Bize biraz Alcova Miami’deki işin The Nonconformist Tropical Garden’ın hikayesinden bahsedebilir misin?
The Nonconformist Tropical Garden, doğanın öngörülemezliği ve güzelliğinden ilham alan organik ve işlevsel formların bir keşfi. Enstalasyonda bitkileri ve canlıları taklit eden cam heykeller, gerçeküstü bir mercekle yeniden tasarlanan işlevsel nesnelerle yan yana yer alıyor. Etkileşime davet eden cesur dokuları ve renkleri ile eğlenceli ama ayakları yere basan bir eser. Benim için mesele doğa, zanaat ve hayal gücünün bir araya gelebileceği bir alan yaratmaktı. Alcova Miami, Milano'daki ilk başarısının üzerine inşa ettiği bu vizyonu daha geniş bir küresel kitleye ulaştırmak için mükemmel bir platform sağladı.
Alcova Miami 2024, Fotoğraflar: Federico Floriani
Çalışmalarının arkasındaki ilham kaynaklarından biraz bahsedebilir misin? Bu alanda ya da farklı disiplinlerde merakla takip ettiğin isimler kimler?
Doğadan, malzemelerin dokunsal niteliklerinden ve çalıştığım şehirlerin enerjisinden ilham alıyorum. İstanbul, Doğu ve Batı etkilerinin karışımıyla bana sürekli ilham veriyor. Ayrıca moda, mücevher ve sanat gibi detaylara ve işçiliğe olan hayranlığımı paylaşan disiplinlerden de derinden etkileniyorum. Hayran olduğum kişilere gelince, ister mimar, ister sanatçı, ister tasarımcı olsun, sınırları zorlayan yaratıcıları merak ediyorum. Kendi çalışmalarımı da bu keşif ve deney ruhu yönlendiriyor.

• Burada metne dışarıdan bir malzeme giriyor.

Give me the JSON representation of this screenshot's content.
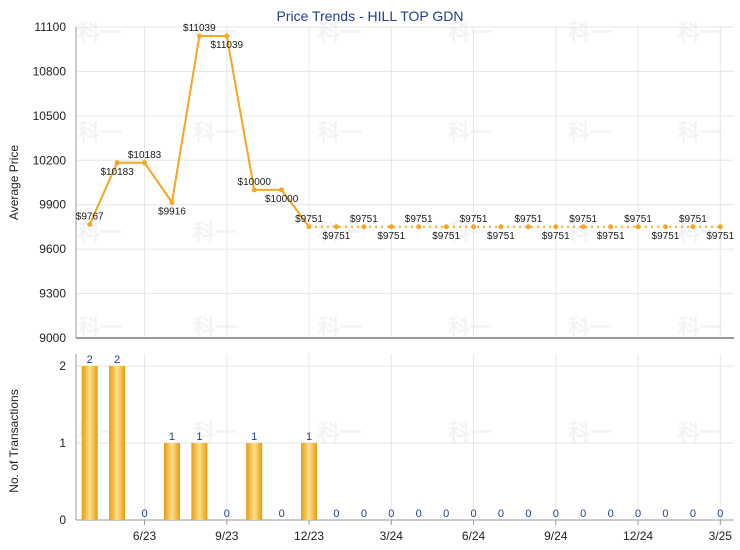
{
  "title": "Price Trends - HILL TOP GDN",
  "watermark": "科一",
  "colors": {
    "line": "#f5a623",
    "bar": "#f0a818",
    "bar_highlight": "#ffe08a",
    "grid": "#e6e6e6",
    "axis": "#999999",
    "title": "#1f3f8f",
    "bar_label": "#1f3f8f"
  },
  "chart_data": [
    {
      "type": "line",
      "title": "Price Trends - HILL TOP GDN",
      "ylabel": "Average Price",
      "ylim": [
        9000,
        11100
      ],
      "yticks": [
        9000,
        9300,
        9600,
        9900,
        10200,
        10500,
        10800,
        11100
      ],
      "grid": true,
      "x": [
        0,
        1,
        2,
        3,
        4,
        5,
        6,
        7,
        8,
        9,
        10,
        11,
        12,
        13,
        14,
        15,
        16,
        17,
        18,
        19,
        20,
        21,
        22,
        23
      ],
      "values": [
        9767,
        10183,
        10183,
        9916,
        11039,
        11039,
        10000,
        10000,
        9751,
        9751,
        9751,
        9751,
        9751,
        9751,
        9751,
        9751,
        9751,
        9751,
        9751,
        9751,
        9751,
        9751,
        9751,
        9751
      ],
      "labels": [
        "$9767",
        "$10183",
        "$10183",
        "$9916",
        "$11039",
        "$11039",
        "$10000",
        "$10000",
        "$9751",
        "$9751",
        "$9751",
        "$9751",
        "$9751",
        "$9751",
        "$9751",
        "$9751",
        "$9751",
        "$9751",
        "$9751",
        "$9751",
        "$9751",
        "$9751",
        "$9751",
        "$9751"
      ]
    },
    {
      "type": "bar",
      "ylabel": "No. of Transactions",
      "ylim": [
        0,
        2
      ],
      "yticks": [
        0,
        1,
        2
      ],
      "grid": true,
      "x": [
        0,
        1,
        2,
        3,
        4,
        5,
        6,
        7,
        8,
        9,
        10,
        11,
        12,
        13,
        14,
        15,
        16,
        17,
        18,
        19,
        20,
        21,
        22,
        23
      ],
      "values": [
        2,
        2,
        0,
        1,
        1,
        0,
        1,
        0,
        1,
        0,
        0,
        0,
        0,
        0,
        0,
        0,
        0,
        0,
        0,
        0,
        0,
        0,
        0,
        0
      ],
      "xtick_labels": [
        {
          "x": 2.5,
          "label": "6/23"
        },
        {
          "x": 5.5,
          "label": "9/23"
        },
        {
          "x": 8.5,
          "label": "12/23"
        },
        {
          "x": 11.5,
          "label": "3/24"
        },
        {
          "x": 14.5,
          "label": "6/24"
        },
        {
          "x": 17.5,
          "label": "9/24"
        },
        {
          "x": 20.5,
          "label": "12/24"
        },
        {
          "x": 23.5,
          "label": "3/25"
        }
      ]
    }
  ]
}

Gelecek için heyecanlı mısın? Planlarında neler var?
Kesinlikle. Gelecek heyecan verici fırsatlarla dolu. Unique Design x Mexico City'de, keşfetmekte olduğum temaları genişletecek olan The Nonconformist Tropical Garden sunumunu dört gözle bekliyorum. Ayrıca çalışmalarımı cam, mermer ve metallerle bütünleştiren yeni mobilya koleksiyonları geliştirmeyi planlıyorum. İstanbul her zaman evim olacak olsa da, Milano'yu ikinci bir yaratıcı merkez olarak ekleyerek ikili bir üs kurmayı planlıyorum. Bunun ötesinde, modaya girmek ve zanaat, maddesellik ve eğlenceli yaratıcılığı kutlayan yeni multidisipliner projeleri keşfetmek için heyecanlıyım.